Now doctors are comparing notes, trying to figure out if COVID-19 is triggering an overreaction of the immune system in some previously healthy children, perhaps even weeks after they were exposed.
“The interesting part is only now are we seeing these patients show up,” Dr. Schneider said, adding that the question is “Is this a typical surge in Kawasaki disease or is this the typical post-infectious response to a COVID infection?” Doctors say it’s also possible that these cases are unrelated to COVID-19, but it’s hard to know, since health officials do not require such symptoms in children to be tracked.
It’s still unclear if local public health officials have started counting these cases to determine if there is an uptick. The New York State Department of Health said it had received reports of severe illnesses possibly due to cases of COVID-19 in children, including Kawasaki disease, toxic shock-like syndrome and other cardiac complications like myocarditis, adding that those conditions have been fortunately rare.
"However, we will continue to work with our partners in Children's Hospitals throughout the state to investigate the frequency and extent of severe COVID-19 in children and any potentially related conditions," the state Health Department said in a statement to NBC New York. "Thankfully most children with confirmed COVID-19 have had mild symptoms, rarely becoming ill. However, children with underlying health conditions who develop COVID-19 may be more at risk for having more severe illness. Though it occurs rarely, healthy children can become severely ill from COVID-19."

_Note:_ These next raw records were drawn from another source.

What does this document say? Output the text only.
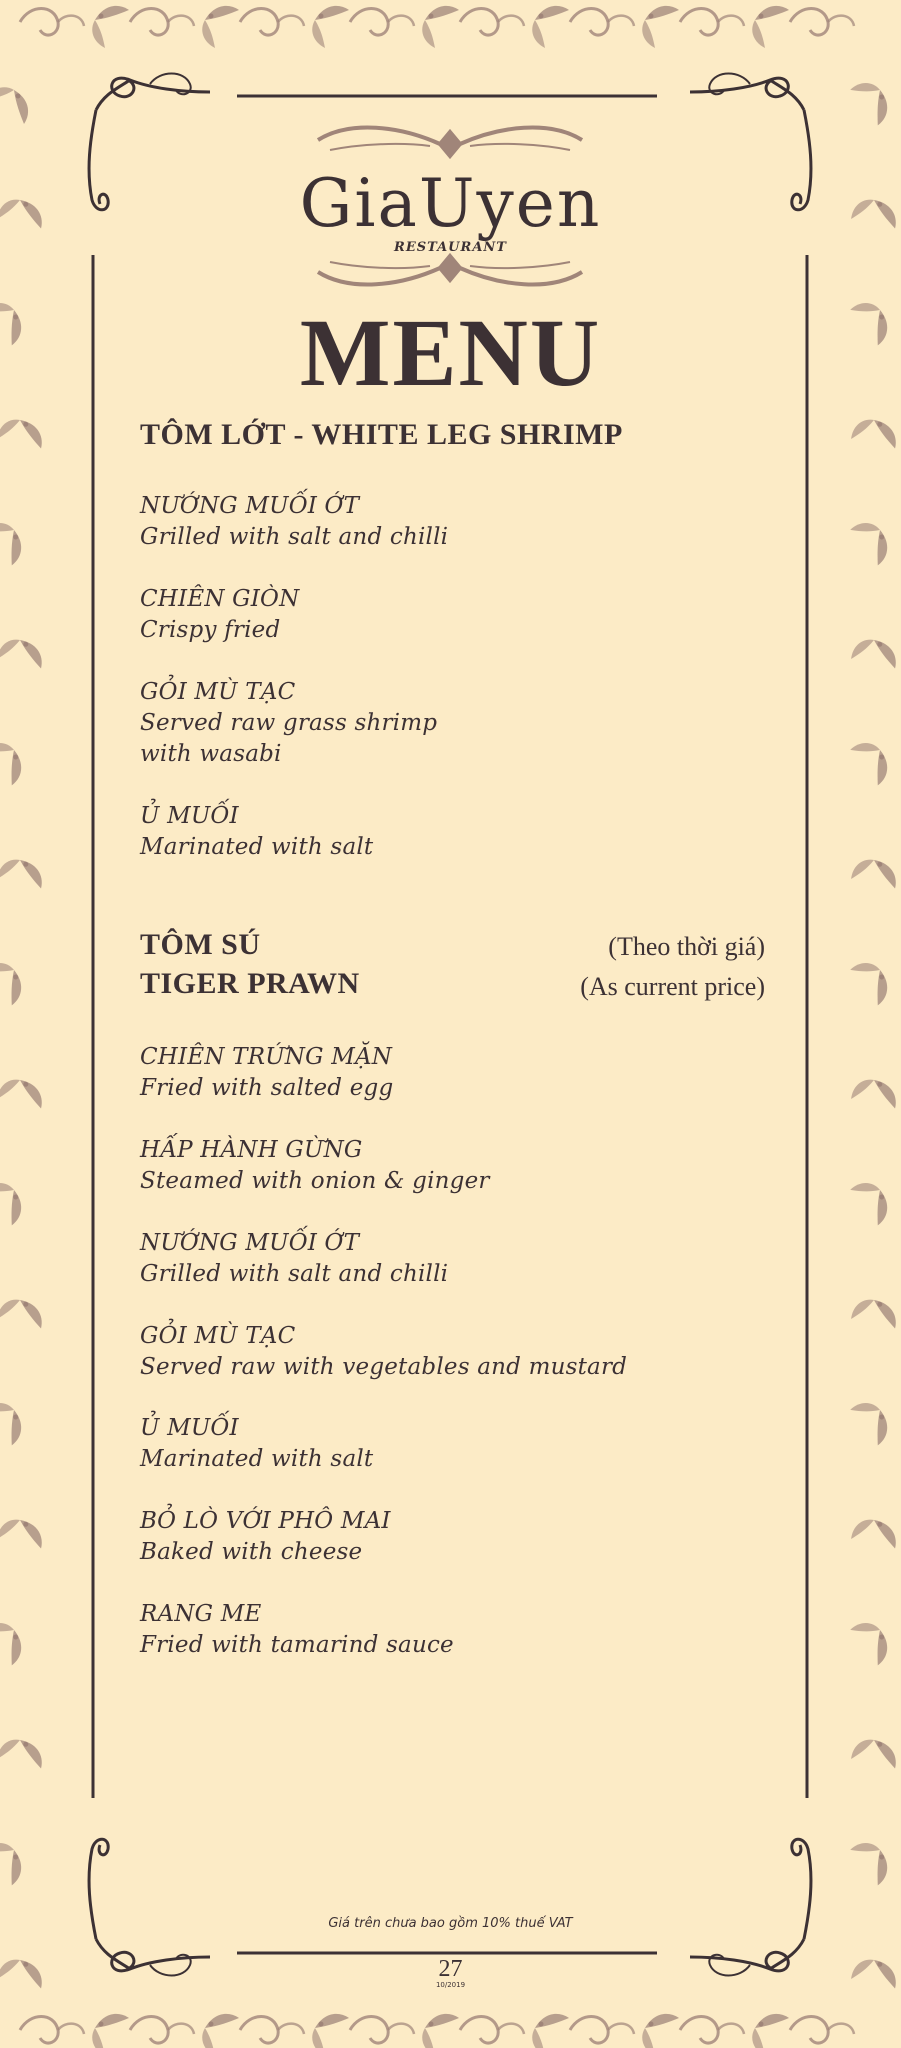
GiaUyen
RESTAURANT
MENU
TÔM LỚT - WHITE LEG SHRIMP
NƯỚNG MUỐI ỚT
Grilled with salt and chilli
CHIÊN GIÒN
Crispy fried
GỎI MÙ TẠC
Served raw grass shrimp
with wasabi
Ủ MUỐI
Marinated with salt
TÔM SÚ
TIGER PRAWN
(Theo thời giá)
(As current price)
CHIÊN TRỨNG MẶN
Fried with salted egg
HẤP HÀNH GỪNG
Steamed with onion & ginger
NƯỚNG MUỐI ỚT
Grilled with salt and chilli
GỎI MÙ TẠC
Served raw with vegetables and mustard
Ủ MUỐI
Marinated with salt
BỎ LÒ VỚI PHÔ MAI
Baked with cheese
RANG ME
Fried with tamarind sauce
Giá trên chưa bao gồm 10% thuế VAT
27
10/2019
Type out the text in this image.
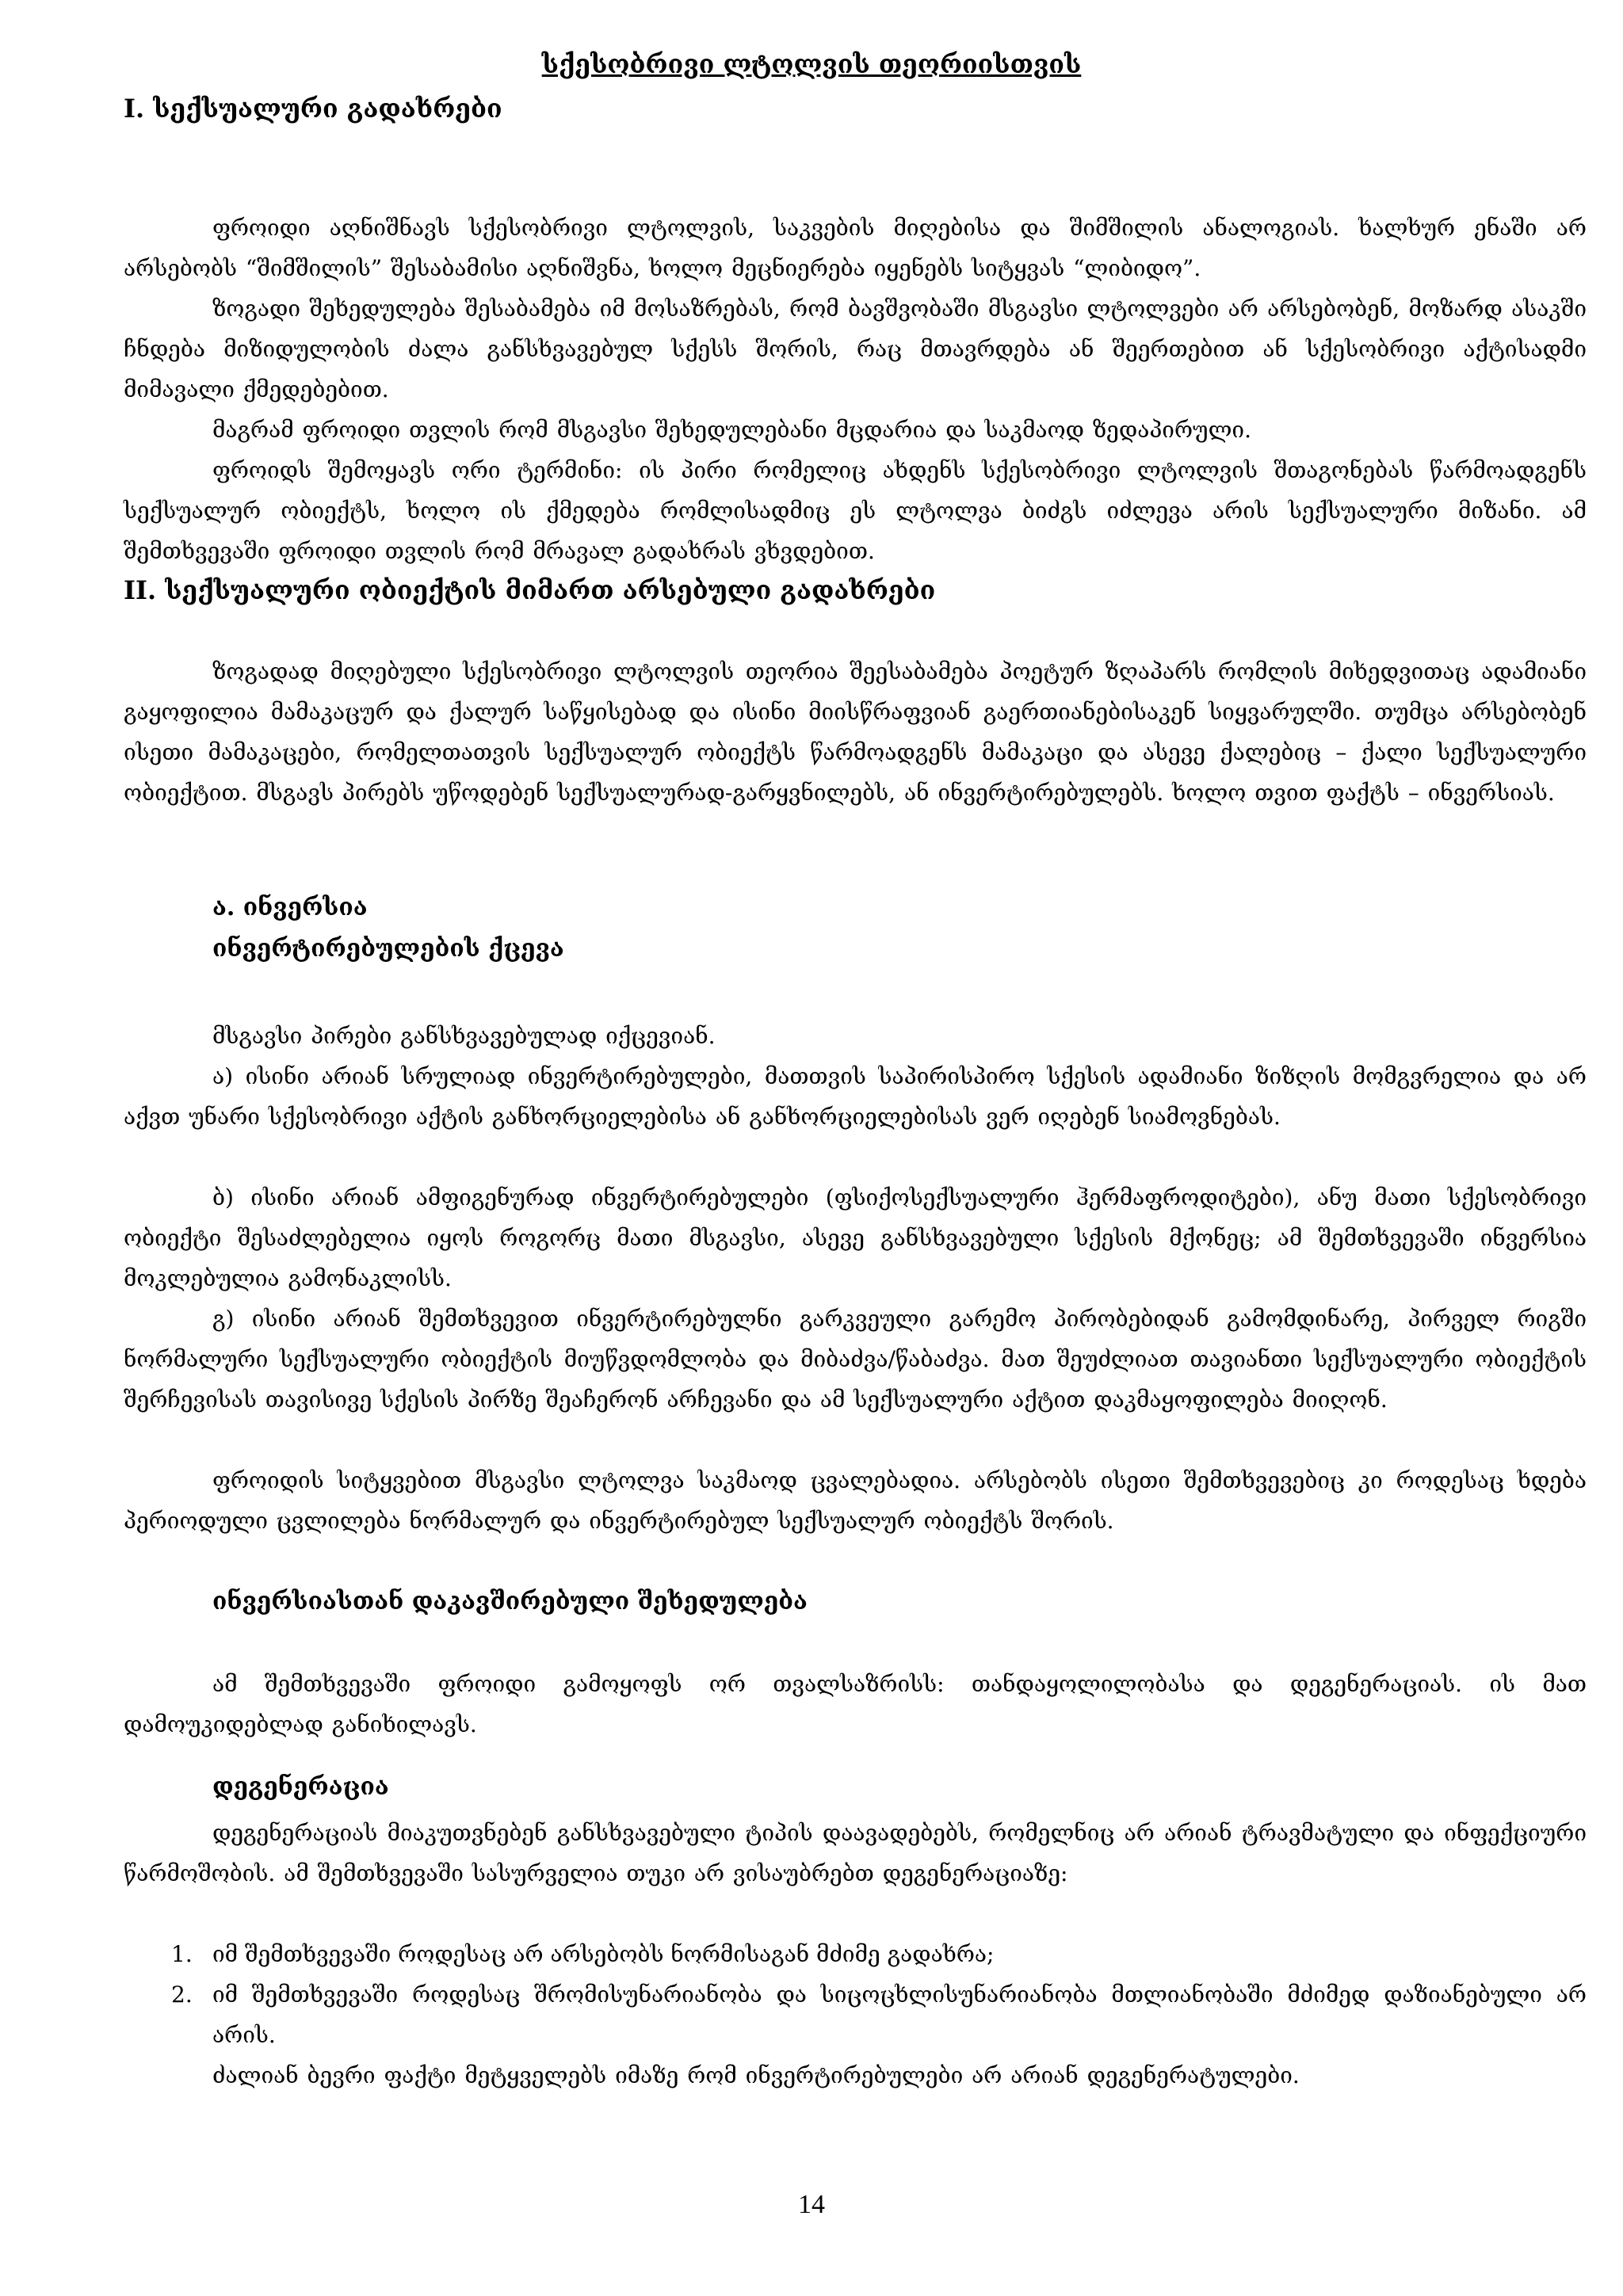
სქესობრივი ლტოლვის თეორიისთვის
I. სექსუალური გადახრები
ფროიდი აღნიშნავს სქესობრივი ლტოლვის, საკვების მიღებისა და შიმშილის ანალოგიას. ხალხურ ენაში არ არსებობს “შიმშილის” შესაბამისი აღნიშვნა, ხოლო მეცნიერება იყენებს სიტყვას “ლიბიდო”.
ზოგადი შეხედულება შესაბამება იმ მოსაზრებას, რომ ბავშვობაში მსგავსი ლტოლვები არ არსებობენ, მოზარდ ასაკში ჩნდება მიზიდულობის ძალა განსხვავებულ სქესს შორის, რაც მთავრდება ან შეერთებით ან სქესობრივი აქტისადმი მიმავალი ქმედებებით.
მაგრამ ფროიდი თვლის რომ მსგავსი შეხედულებანი მცდარია და საკმაოდ ზედაპირული.
ფროიდს შემოყავს ორი ტერმინი: ის პირი რომელიც ახდენს სქესობრივი ლტოლვის შთაგონებას წარმოადგენს სექსუალურ ობიექტს, ხოლო ის ქმედება რომლისადმიც ეს ლტოლვა ბიძგს იძლევა არის სექსუალური მიზანი. ამ შემთხვევაში ფროიდი თვლის რომ მრავალ გადახრას ვხვდებით.
II. სექსუალური ობიექტის მიმართ არსებული გადახრები
ზოგადად მიღებული სქესობრივი ლტოლვის თეორია შეესაბამება პოეტურ ზღაპარს რომლის მიხედვითაც ადამიანი გაყოფილია მამაკაცურ და ქალურ საწყისებად და ისინი მიისწრაფვიან გაერთიანებისაკენ სიყვარულში. თუმცა არსებობენ ისეთი მამაკაცები, რომელთათვის სექსუალურ ობიექტს წარმოადგენს მამაკაცი და ასევე ქალებიც – ქალი სექსუალური ობიექტით. მსგავს პირებს უწოდებენ სექსუალურად-გარყვნილებს, ან ინვერტირებულებს. ხოლო თვით ფაქტს – ინვერსიას.
ა. ინვერსია
ინვერტირებულების ქცევა
მსგავსი პირები განსხვავებულად იქცევიან.
ა) ისინი არიან სრულიად ინვერტირებულები, მათთვის საპირისპირო სქესის ადამიანი ზიზღის მომგვრელია და არ აქვთ უნარი სქესობრივი აქტის განხორციელებისა ან განხორციელებისას ვერ იღებენ სიამოვნებას.
ბ) ისინი არიან ამფიგენურად ინვერტირებულები (ფსიქოსექსუალური ჰერმაფროდიტები), ანუ მათი სქესობრივი ობიექტი შესაძლებელია იყოს როგორც მათი მსგავსი, ასევე განსხვავებული სქესის მქონეც; ამ შემთხვევაში ინვერსია მოკლებულია გამონაკლისს.
გ) ისინი არიან შემთხვევით ინვერტირებულნი გარკვეული გარემო პირობებიდან გამომდინარე, პირველ რიგში ნორმალური სექსუალური ობიექტის მიუწვდომლობა და მიბაძვა/წაბაძვა. მათ შეუძლიათ თავიანთი სექსუალური ობიექტის შერჩევისას თავისივე სქესის პირზე შეაჩერონ არჩევანი და ამ სექსუალური აქტით დაკმაყოფილება მიიღონ.
ფროიდის სიტყვებით მსგავსი ლტოლვა საკმაოდ ცვალებადია. არსებობს ისეთი შემთხვევებიც კი როდესაც ხდება პერიოდული ცვლილება ნორმალურ და ინვერტირებულ სექსუალურ ობიექტს შორის.
ინვერსიასთან დაკავშირებული შეხედულება
ამ შემთხვევაში ფროიდი გამოყოფს ორ თვალსაზრისს: თანდაყოლილობასა და დეგენერაციას. ის მათ დამოუკიდებლად განიხილავს.
დეგენერაცია
დეგენერაციას მიაკუთვნებენ განსხვავებული ტიპის დაავადებებს, რომელნიც არ არიან ტრავმატული და ინფექციური წარმოშობის. ამ შემთხვევაში სასურველია თუკი არ ვისაუბრებთ დეგენერაციაზე:
1. იმ შემთხვევაში როდესაც არ არსებობს ნორმისაგან მძიმე გადახრა;
2. იმ შემთხვევაში როდესაც შრომისუნარიანობა და სიცოცხლისუნარიანობა მთლიანობაში მძიმედ დაზიანებული არ არის.
ძალიან ბევრი ფაქტი მეტყველებს იმაზე რომ ინვერტირებულები არ არიან დეგენერატულები.
14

The New York City Health Department seemed unaware of the local cases when NBC New York first inquired about doctors’ concerns at a news conference with Mayor Bill de Blasio on April 29.
“We have not seen this to date,” said Commissioner Oxiris Barbot of the NYC Department of Health and Mental Hygiene.
Two days later on May 1, when NBC New York asked for an update, Commissioner Barbot said she is trying to learn more about any potential health threat to children.
“We are looking closely at this, “ Barbot said. “My team has reached out to the pediatric hospitals to get more information about specific cases that they have concerns are indicating an inflammatory cardiovascular response in children that had not been previously observed.”
Barbot said she had also personally communicated with the NYC Medical Examiner who is attempting to compile any information on children abroad who may have died after developing these symptoms.
British pediatricians and health officials also issued a warning on April 26 about a possible Covid-Kawasaki link in young children.
“It just goes to show that Covid does not spare any age group and can lead to very serious illness, even in kids,” said Dr. Schneider.